Stations and zips: who PFD answers to
128,420 dispatches, 69 active stations, 13 battalions. The geography of who answers what, and where the calls actually land.
Start with the bones. Philadelphia is divided into 13 fire-department battalions — the operational geography that decides which house rolls first on any given alarm. Each battalion is a chief, a portfolio of stations, and a chunk of the city's incident load.
On the map, the ink polygons trace those boundaries. They don't follow zip codes and they don't follow neighborhoods. They follow staffing.
Inside the battalions: 69 active stations, each housing a mix of apparatus — engines, ladders, the chief's rig, frequently a medic unit, a long tail of specialty rigs (PIPE, foam, hazmat, marine). Hover any cobalt dot for what's parked there.
Stations are roughly evenly distributed by area. The next two beats show why that "roughly" hides everything that matters.
Now the call load. Brick bins land on the zip-code centroids; radius scales with how many PFD dispatches that zip generated since 2024. Center City and Northeast disappear into the noise. The river-ward zips and a band across North Philly swell.
128,420 dispatches across 48 zips. The volume isn't spread evenly across geography — it's spread evenly across area, which is a very different thing.
Filter to the 10 busiest zips. Out-of-top-10 fades back; the bars below slide into a tight ranking. 52,072 incidents — the lion's share of all PFD work — fall in just these ten.
The fire-only ranking from Where Philly burns had 19134 on top with 3,129 structural fires. Look at the top-10 here and you see the same zip name in the same place — Kensington isn't just leading on fires, it's leading on every kind of dispatch.
Now flip the view: instead of zips, weight each station by the load of the zips nearest it. The cobalt dots resize. Stations buried in a single dense zip swell; stations in low-density Northeast Philly shrink. The top-10 busiest stations absorb roughly 48% of all PFD dispatches.
The "busiest station" approximation is centroid-to-nearest, not first-due assignment — see the data caveat above. But the shape holds even at the rough end of the proxy.
Profiles · the four busiest neighborhoods
Counters tween from zero on first paint so the cards feel built-up, not stamped. The numbers themselves are frozen at deploy.
North Philly
19121
- PFD dispatches
- 27,082
- Share of all
- 21%
West Philly
19104
- PFD dispatches
- 22,250
- Share of all
- 17%
Northeast Philly
19124
- PFD dispatches
- 20,697
- Share of all
- 16%
Center City
19107
- PFD dispatches
- 17,014
- Share of all
- 13%
Data Sources
Primary datasets: Philadelphia Fire Department stat360_fire_incidents, Fire_Dept_Facilities, and FIRE_BattalionBoundaries — all ArcGIS Feature Services. Frozen at deploy (2026-05-13); the live Philly Fire dataset shell stays current.
Queries: incidentsGroupByUrl('postal_code', …) for the all-dispatch and fire-only zip
rolls, facilitiesUrl() for the station markers, and battalionsUrl() for the seven battalion polygons. Defined in src/lib/data/datasets/philly-fire.ts. Neighborhood rollups via src/lib/data/static/philly/zip-to-neighborhood.json.

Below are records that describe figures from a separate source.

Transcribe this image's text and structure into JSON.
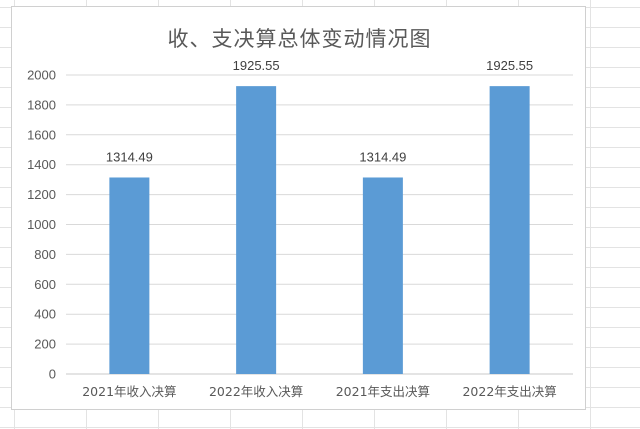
{
  "chart_data": {
    "type": "bar",
    "title": "收、支决算总体变动情况图",
    "categories": [
      "2021年收入决算",
      "2022年收入决算",
      "2021年支出决算",
      "2022年支出决算"
    ],
    "values": [
      1314.49,
      1925.55,
      1314.49,
      1925.55
    ],
    "data_labels": [
      "1314.49",
      "1925.55",
      "1314.49",
      "1925.55"
    ],
    "ylim": [
      0,
      2000
    ],
    "yticks": [
      0,
      200,
      400,
      600,
      800,
      1000,
      1200,
      1400,
      1600,
      1800,
      2000
    ],
    "xlabel": "",
    "ylabel": "",
    "grid": true,
    "legend": "none",
    "bar_color": "#5b9bd5"
  }
}
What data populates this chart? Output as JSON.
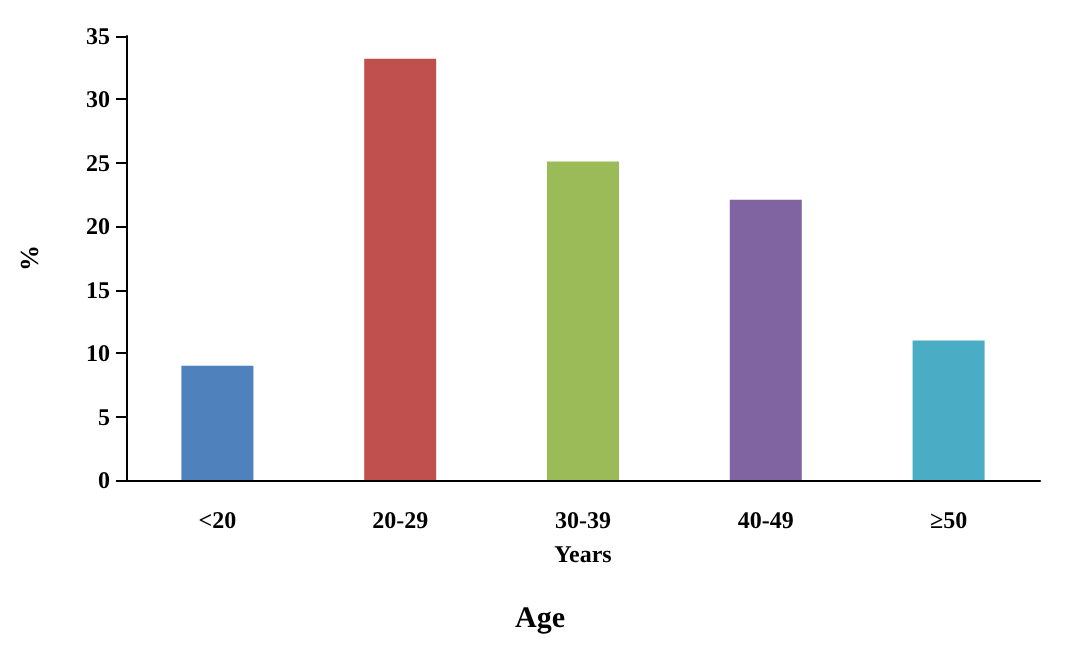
{
  "chart_data": {
    "type": "bar",
    "title": "Age",
    "xlabel": "Years",
    "ylabel": "%",
    "categories": [
      "<20",
      "20-29",
      "30-39",
      "40-49",
      "≥50"
    ],
    "values": [
      9,
      33.2,
      25.1,
      22.1,
      11
    ],
    "colors": [
      "#4f81bd",
      "#c0504d",
      "#9bbb59",
      "#8064a2",
      "#4bacc6"
    ],
    "ylim": [
      0,
      35
    ],
    "yticks": [
      0,
      5,
      10,
      15,
      20,
      25,
      30,
      35
    ],
    "grid": false
  }
}
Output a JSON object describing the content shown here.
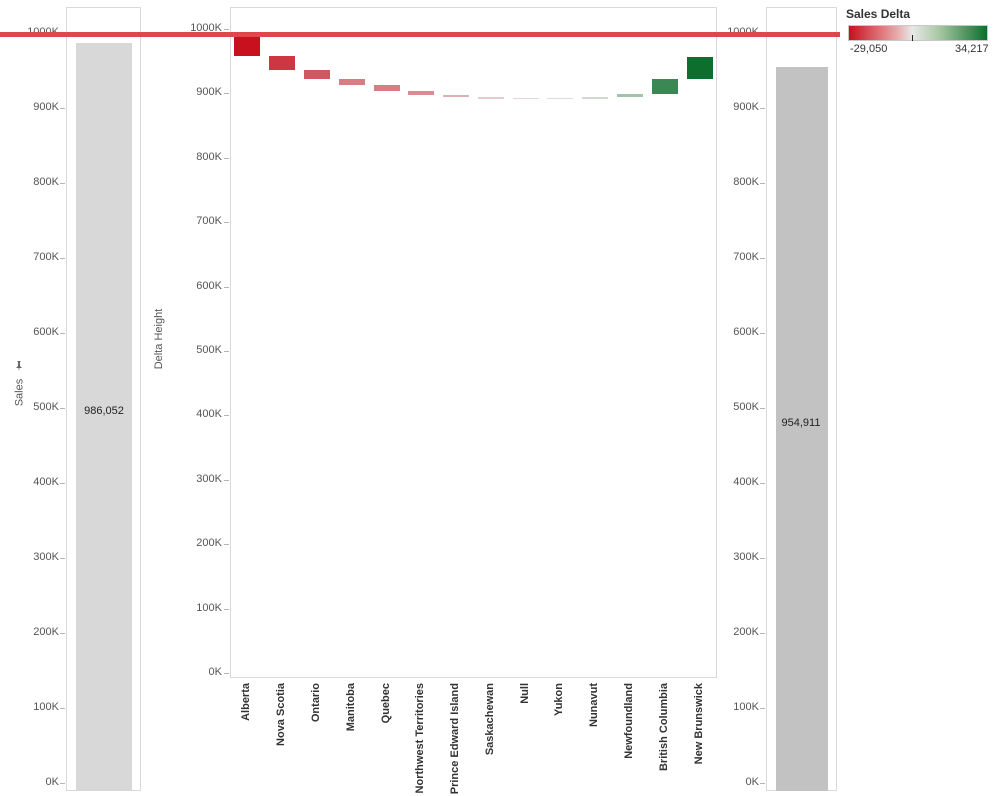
{
  "chart_data": {
    "type": "bar",
    "left_panel": {
      "type": "bar",
      "ylabel": "Sales",
      "ylabel_icon": "pin-icon",
      "ylim": [
        0,
        1000000
      ],
      "y_ticks": [
        "0K",
        "100K",
        "200K",
        "300K",
        "400K",
        "500K",
        "600K",
        "700K",
        "800K",
        "900K",
        "1000K"
      ],
      "values": [
        986052
      ],
      "data_labels": [
        "986,052"
      ],
      "bar_color": "#d8d8d8"
    },
    "middle_panel": {
      "type": "bar",
      "ylabel": "Delta Height",
      "ylim": [
        0,
        1000000
      ],
      "y_ticks": [
        "0K",
        "100K",
        "200K",
        "300K",
        "400K",
        "500K",
        "600K",
        "700K",
        "800K",
        "900K",
        "1000K"
      ],
      "categories": [
        "Alberta",
        "Nova Scotia",
        "Ontario",
        "Manitoba",
        "Quebec",
        "Northwest Territories",
        "Prince Edward Island",
        "Saskachewan",
        "Null",
        "Yukon",
        "Nunavut",
        "Newfoundland",
        "British Columbia",
        "New Brunswick"
      ],
      "floating_bars": [
        {
          "start": 987000,
          "end": 958000,
          "delta": -29050
        },
        {
          "start": 958000,
          "end": 937000,
          "delta": -21000
        },
        {
          "start": 937000,
          "end": 922000,
          "delta": -15000
        },
        {
          "start": 922000,
          "end": 913000,
          "delta": -9000
        },
        {
          "start": 913000,
          "end": 904000,
          "delta": -9000
        },
        {
          "start": 904000,
          "end": 897000,
          "delta": -7000
        },
        {
          "start": 897000,
          "end": 894000,
          "delta": -3000
        },
        {
          "start": 894000,
          "end": 893000,
          "delta": -1000
        },
        {
          "start": 893000,
          "end": 892500,
          "delta": -500
        },
        {
          "start": 892500,
          "end": 893000,
          "delta": 500
        },
        {
          "start": 893000,
          "end": 894000,
          "delta": 1000
        },
        {
          "start": 894000,
          "end": 899000,
          "delta": 5000
        },
        {
          "start": 899000,
          "end": 922000,
          "delta": 23000
        },
        {
          "start": 922000,
          "end": 956000,
          "delta": 34217
        }
      ]
    },
    "right_panel": {
      "type": "bar",
      "ylim": [
        0,
        1000000
      ],
      "y_ticks": [
        "0K",
        "100K",
        "200K",
        "300K",
        "400K",
        "500K",
        "600K",
        "700K",
        "800K",
        "900K",
        "1000K"
      ],
      "values": [
        954911
      ],
      "data_labels": [
        "954,911"
      ],
      "bar_color": "#c2c2c2"
    },
    "reference_line": {
      "value": 993000,
      "color": "#e0474c"
    },
    "legend": {
      "title": "Sales Delta",
      "min_label": "-29,050",
      "max_label": "34,217",
      "min": -29050,
      "max": 34217,
      "neg_color": "#c8101e",
      "mid_color": "#e8e8e8",
      "pos_color": "#0d6e2e"
    }
  }
}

Methodology & caveats: Station-load is approximated via centroid-to- nearest spatial join because PFD's published incident layer omits per-incident station and apparatus columns — see data we'd like to find for the gap and where to look. "Busiest neighborhood" cards use the same zip→neighborhood lookup as the maps; ties broken by total dispatches.